© François Declercq

« Simple » est un spectacle à la fois très intelligent et très bête, ou, pour le dire autrement, qui a l’intelligence de la bêtise. Trois danseurs (Baptiste Cazaux, Piet Defrancq et Daan Jaartsveld) se retrouvent en effet dans un espace plutôt douteux esthétiquement, dominé par une toile en fond de scène rappelant Merce Cunningham, toute en sprays de couleur, que la création lumière de Laurence Halloy viendra révéler sous plusieurs aspects luminescents. À vrai dire leurs costumes aussi, d’un beige chair parsemé des mêmes taches de couleurs, sont assez laids, si bien qu’au début le doute s’immisce : s’agit-il de mauvais goût, ou d’un second degré programmatique ? 

Il faut peu de temps pour se rassurer, car le rire est même au centre de « Simple » : les danseurs, à partir de quelques motifs chorégraphiques, entament en effet un dialogue éminemment théâtral, presque clownesque, dans lequel la danse, pourtant nonchalante, a l’air motivée par le désir d’être vu, applaudi peut-être, aimé probablement. À mesure que la grammaire se déploie, et avant que la répétitivité ne laisse poindre l’ennui, « Simple » devient tout bonnement sublime lorsque les danseurs agrègent à leur danse des sons, puis des actions : l’un chante, et c’est hilarant, « Besame Mucho » plus ou moins comme s’il faisait une crise d’asthme, l’autre prend un bâton en bois pour taper compulsivement un rythme au sol… Bien sûr on ne sait pas bien ce qu’ils font, mais les trois, volant d’un non-sens à un autre, se rassemblent autour de cet amour de l’absurde, jusqu’à l’emmener dans des mouvements de groupe de plus en plus conséquents : on chantait seul une chanson d’amour, à présent on chante ensemble « I will survive » ; on tapait seul avec un bâton de bois, à présent on parsème le rythme d’un cri flegmatique qui parodierait un défilé militaire… Et on finit tout bonnement par s’éclater des planches de bois sur la tête, tout en conservant la même nonchalance dansée.

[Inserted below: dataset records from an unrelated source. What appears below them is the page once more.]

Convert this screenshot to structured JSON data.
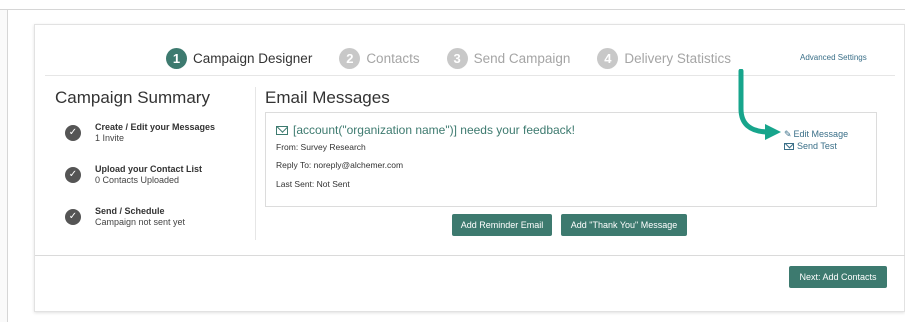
{
  "steps": [
    {
      "num": "1",
      "label": "Campaign Designer"
    },
    {
      "num": "2",
      "label": "Contacts"
    },
    {
      "num": "3",
      "label": "Send Campaign"
    },
    {
      "num": "4",
      "label": "Delivery Statistics"
    }
  ],
  "advanced_settings": "Advanced Settings",
  "summary": {
    "title": "Campaign Summary",
    "items": [
      {
        "title": "Create / Edit your Messages",
        "sub": "1 Invite"
      },
      {
        "title": "Upload your Contact List",
        "sub": "0 Contacts Uploaded"
      },
      {
        "title": "Send / Schedule",
        "sub": "Campaign not sent yet"
      }
    ]
  },
  "email_messages": {
    "title": "Email Messages",
    "message": {
      "subject": "[account(\"organization name\")] needs your feedback!",
      "from": "From: Survey Research",
      "reply_to": "Reply To: noreply@alchemer.com",
      "last_sent": "Last Sent: Not Sent",
      "edit_label": "Edit Message",
      "send_test_label": "Send Test"
    }
  },
  "buttons": {
    "add_reminder": "Add Reminder Email",
    "add_thank_you": "Add \"Thank You\" Message",
    "next": "Next: Add Contacts"
  },
  "colors": {
    "accent": "#3d7a6f",
    "link": "#3a6f88",
    "annotation_arrow": "#17a58c"
  }
}
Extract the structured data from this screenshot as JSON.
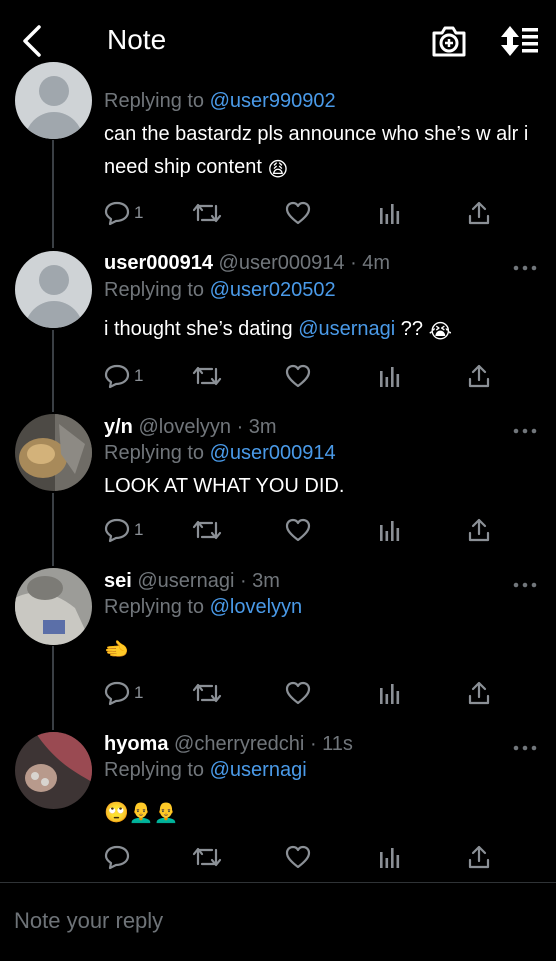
{
  "header": {
    "title": "Note"
  },
  "tweets": [
    {
      "name": "",
      "handle": "",
      "time": "",
      "replying_label": "Replying to",
      "replying_to": "@user990902",
      "text": "can the bastardz pls announce who she’s w alr i need ship content",
      "emoji": "😩",
      "reply_count": "1"
    },
    {
      "name": "user000914",
      "handle": "@user000914",
      "time": "· 4m",
      "replying_label": "Replying to",
      "replying_to": "@user020502",
      "text_before": "i thought she’s dating ",
      "mention": "@usernagi",
      "text_after": " ?? ",
      "emoji": "😭",
      "reply_count": "1"
    },
    {
      "name": "y/n",
      "handle": "@lovelyyn",
      "time": "· 3m",
      "replying_label": "Replying to",
      "replying_to": "@user000914",
      "text": "LOOK AT WHAT YOU DID.",
      "reply_count": "1"
    },
    {
      "name": "sei",
      "handle": "@usernagi",
      "time": "· 3m",
      "replying_label": "Replying to",
      "replying_to": "@lovelyyn",
      "emoji": "🫲",
      "reply_count": "1"
    },
    {
      "name": "hyoma",
      "handle": "@cherryredchi",
      "time": "· 11s",
      "replying_label": "Replying to",
      "replying_to": "@usernagi",
      "emoji": "🙄👨‍🦲👨‍🦲",
      "reply_count": ""
    }
  ],
  "reply_box": {
    "placeholder": "Note your reply"
  },
  "icons": {
    "back": "chevron-left-icon",
    "camera": "camera-plus-icon",
    "sort": "sort-icon",
    "reply": "speech-bubble-icon",
    "retweet": "retweet-icon",
    "like": "heart-icon",
    "views": "bar-chart-icon",
    "share": "share-icon",
    "more": "more-dots-icon"
  },
  "colors": {
    "link": "#4a9ae8",
    "muted": "#71767b",
    "background": "#000000"
  }
}
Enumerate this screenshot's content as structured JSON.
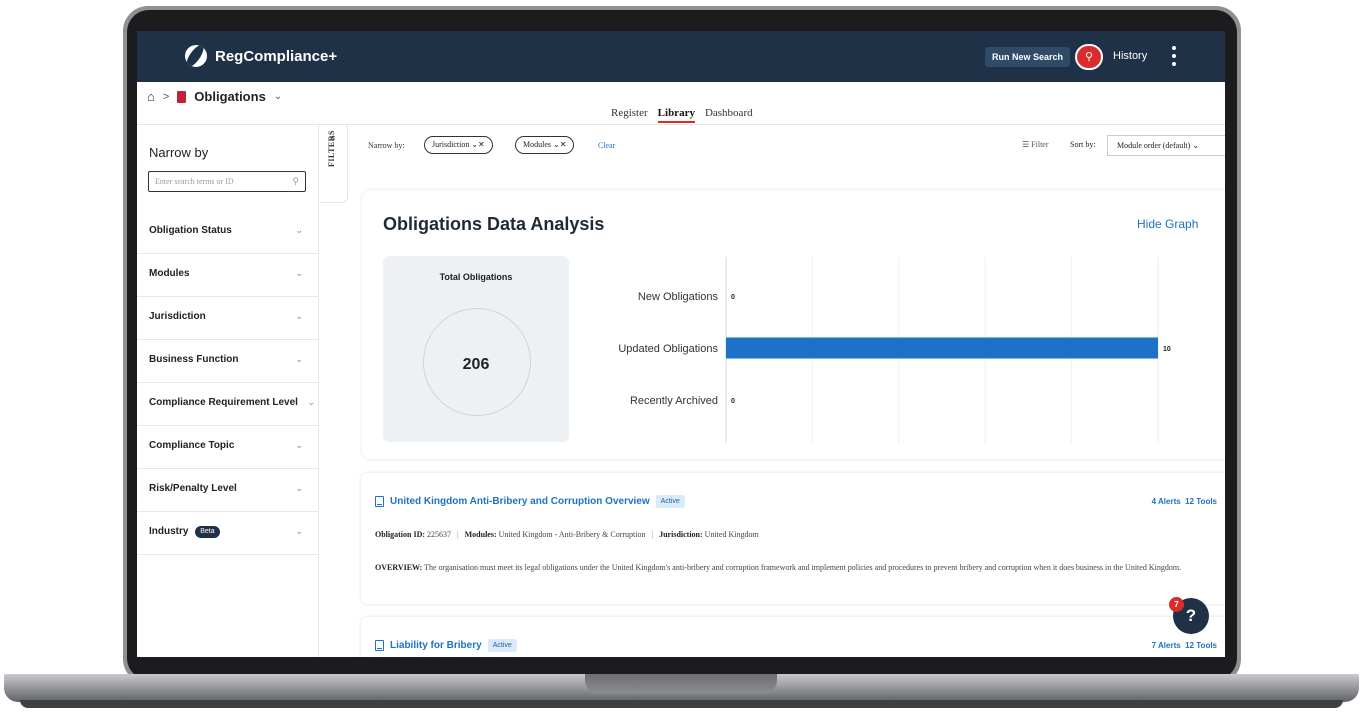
{
  "header": {
    "app_name": "RegCompliance+",
    "run_search_label": "Run New Search",
    "history_label": "History"
  },
  "breadcrumb": {
    "current_page": "Obligations"
  },
  "view_tabs": [
    {
      "label": "Register",
      "active": false
    },
    {
      "label": "Library",
      "active": true
    },
    {
      "label": "Dashboard",
      "active": false
    }
  ],
  "sidebar": {
    "title": "Narrow by",
    "search_placeholder": "Enter search terms or ID",
    "facets": [
      {
        "label": "Obligation Status"
      },
      {
        "label": "Modules"
      },
      {
        "label": "Jurisdiction"
      },
      {
        "label": "Business Function"
      },
      {
        "label": "Compliance Requirement Level"
      },
      {
        "label": "Compliance Topic"
      },
      {
        "label": "Risk/Penalty Level"
      },
      {
        "label": "Industry",
        "badge": "Beta"
      }
    ],
    "filters_tab_label": "FILTERS"
  },
  "filter_bar": {
    "narrow_label": "Narrow by:",
    "chips": [
      "Jurisdiction",
      "Modules"
    ],
    "clear_label": "Clear",
    "filter_label": "Filter",
    "sort_label": "Sort by:",
    "sort_value": "Module order (default)"
  },
  "analysis": {
    "title": "Obligations Data Analysis",
    "hide_graph_label": "Hide Graph",
    "total_label": "Total Obligations",
    "total_value": "206"
  },
  "chart_data": {
    "type": "bar",
    "orientation": "horizontal",
    "categories": [
      "New Obligations",
      "Updated Obligations",
      "Recently Archived"
    ],
    "values": [
      0,
      10,
      0
    ],
    "value_labels": [
      "0",
      "10",
      "0"
    ],
    "xlim": [
      0,
      10
    ],
    "grid": true,
    "bar_color": "#1d72c8"
  },
  "results": [
    {
      "title": "United Kingdom Anti-Bribery and Corruption Overview",
      "status": "Active",
      "alerts": "4 Alerts",
      "tools": "12 Tools",
      "obligation_id_label": "Obligation ID:",
      "obligation_id": "225637",
      "modules_label": "Modules:",
      "modules": "United Kingdom - Anti-Bribery & Corruption",
      "jurisdiction_label": "Jurisdiction:",
      "jurisdiction": "United Kingdom",
      "overview_label": "OVERVIEW:",
      "overview": "The organisation must meet its legal obligations under the United Kingdom's anti-bribery and corruption framework and implement policies and procedures to prevent bribery and corruption when it does business in the United Kingdom."
    },
    {
      "title": "Liability for Bribery",
      "status": "Active",
      "alerts": "7 Alerts",
      "tools": "12 Tools"
    }
  ],
  "help": {
    "label": "?",
    "badge_count": "7"
  },
  "colors": {
    "header_bg": "#1f3146",
    "accent_red": "#d92d2d",
    "link_blue": "#1d72c8",
    "bar_blue": "#1d72c8"
  }
}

De l’idiosyncrasie à l’idiotie, il n’y a qu’un pas qu’Ayelen Parolin franchit avec une grâce évidente : il eût été facile, c’est sûr, de sombrer en ce cas dans la petitesse morale, en mettant sur scène une bande de lourdauds toute prête à être gaussée. Or c’est tout l’inverse qui se passe : « Simple » est le spectacle ludique par excellence, les danseurs sont les premiers à exulter dans ce langage aux phrases plus complexes qu’elles n’en ont l’air, et le public n’en est que le réceptacle… C’est pour le mieux : l’humour de « Simple » en devient d’autant plus généreux, car il provient d’une profonde intelligence chorégraphique.